The study also found that 13 per cent of children, under 5 years old, in the developing world were wasted, and 5 per cent were severely wasted (an estimated 26 million children).
Ten countries account for 60 per cent of children in the developing world who suffer from wasting.
A number of African and Asian countries have wasting rates that exceed 15 per cent, including India (20 per cent) Bangladesh (17 per cent), and the Sudan (16 per cent).
The country with the highest prevalence of wasting in the world is Timor-Leste, where 25 per cent of children under 5 years old are wasted. Timor Leste is followed by India.
“At such elevated levels, wasting is considered a public health emergency requiring immediate intervention, in the form of emergency feeding programmes,” the UN report said.
The 1,000 days from conception until a child’s second birthday are the most critical for a child’s development, the study suggests.
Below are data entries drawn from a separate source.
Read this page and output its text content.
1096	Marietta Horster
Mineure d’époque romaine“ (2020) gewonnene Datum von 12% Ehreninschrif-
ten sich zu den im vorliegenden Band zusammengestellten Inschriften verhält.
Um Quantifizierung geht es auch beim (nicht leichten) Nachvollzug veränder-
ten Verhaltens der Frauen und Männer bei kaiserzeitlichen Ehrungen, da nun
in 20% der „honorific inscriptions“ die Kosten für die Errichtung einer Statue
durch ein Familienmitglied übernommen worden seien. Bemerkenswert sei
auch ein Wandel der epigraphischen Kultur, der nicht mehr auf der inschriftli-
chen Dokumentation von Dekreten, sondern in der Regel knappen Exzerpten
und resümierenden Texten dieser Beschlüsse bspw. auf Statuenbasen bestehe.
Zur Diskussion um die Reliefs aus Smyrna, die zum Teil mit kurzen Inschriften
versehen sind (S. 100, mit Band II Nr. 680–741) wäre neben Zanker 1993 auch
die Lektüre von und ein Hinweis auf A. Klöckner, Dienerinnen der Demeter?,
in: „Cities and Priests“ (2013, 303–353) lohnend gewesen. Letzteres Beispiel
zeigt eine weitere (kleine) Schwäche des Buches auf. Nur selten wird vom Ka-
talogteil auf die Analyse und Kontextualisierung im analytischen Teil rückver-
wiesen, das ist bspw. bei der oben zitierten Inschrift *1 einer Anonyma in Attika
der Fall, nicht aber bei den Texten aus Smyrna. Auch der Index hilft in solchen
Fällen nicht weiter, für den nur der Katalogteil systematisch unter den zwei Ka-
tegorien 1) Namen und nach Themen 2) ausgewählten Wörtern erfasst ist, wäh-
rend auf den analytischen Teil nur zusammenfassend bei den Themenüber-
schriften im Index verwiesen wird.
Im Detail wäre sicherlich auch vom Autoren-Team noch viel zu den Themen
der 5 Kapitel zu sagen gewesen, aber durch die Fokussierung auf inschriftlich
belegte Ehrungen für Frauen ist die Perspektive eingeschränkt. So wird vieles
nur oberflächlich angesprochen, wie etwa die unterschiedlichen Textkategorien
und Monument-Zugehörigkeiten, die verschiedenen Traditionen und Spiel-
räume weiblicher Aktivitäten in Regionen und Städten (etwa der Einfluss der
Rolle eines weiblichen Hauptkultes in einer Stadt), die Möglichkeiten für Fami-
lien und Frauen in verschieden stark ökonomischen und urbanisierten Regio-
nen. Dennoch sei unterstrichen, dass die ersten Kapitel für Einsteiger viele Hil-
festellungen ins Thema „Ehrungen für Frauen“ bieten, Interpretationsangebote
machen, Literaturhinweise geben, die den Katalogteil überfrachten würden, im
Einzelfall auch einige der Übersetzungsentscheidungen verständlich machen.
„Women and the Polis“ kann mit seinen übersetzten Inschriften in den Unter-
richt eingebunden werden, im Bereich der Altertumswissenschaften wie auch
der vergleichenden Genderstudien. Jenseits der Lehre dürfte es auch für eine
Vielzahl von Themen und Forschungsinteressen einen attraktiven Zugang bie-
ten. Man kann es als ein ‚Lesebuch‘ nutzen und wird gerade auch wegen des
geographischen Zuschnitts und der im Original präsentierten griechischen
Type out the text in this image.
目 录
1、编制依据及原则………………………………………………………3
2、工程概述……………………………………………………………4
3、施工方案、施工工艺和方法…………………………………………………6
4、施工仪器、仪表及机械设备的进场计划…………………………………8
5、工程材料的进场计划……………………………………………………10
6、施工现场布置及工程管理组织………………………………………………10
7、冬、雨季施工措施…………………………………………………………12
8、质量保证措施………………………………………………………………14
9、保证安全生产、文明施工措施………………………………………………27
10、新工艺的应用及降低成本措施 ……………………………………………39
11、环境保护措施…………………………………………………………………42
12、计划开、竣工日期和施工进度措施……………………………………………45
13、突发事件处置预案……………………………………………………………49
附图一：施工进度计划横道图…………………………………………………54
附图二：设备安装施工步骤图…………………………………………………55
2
“Those who survive under-nutrition often suffer poorer physical health throughout their lives, and damaged cognitive abilities that limit their capacity to learn and to earn a decent income,” the UNICEF chief said.
“They become trapped in an intergenerational cycle of ill-health and poverty,” she added.
On the positive side, the report finds that while 90 per cent of children who are stunted live in Asia and Africa, progress has been made on both continents.
In Asia the prevalence of stunting dropped from about 44 per cent in 1990 to an estimated 30 per cent in 2008, while in Africa it fell from around 38 per cent in 1990 to an estimated 34 per cent in 2008.
“Unless attention is paid to addressing the causes of child and maternal undernutrition today, the costs will be considerably higher tomorrow,” Veneman said.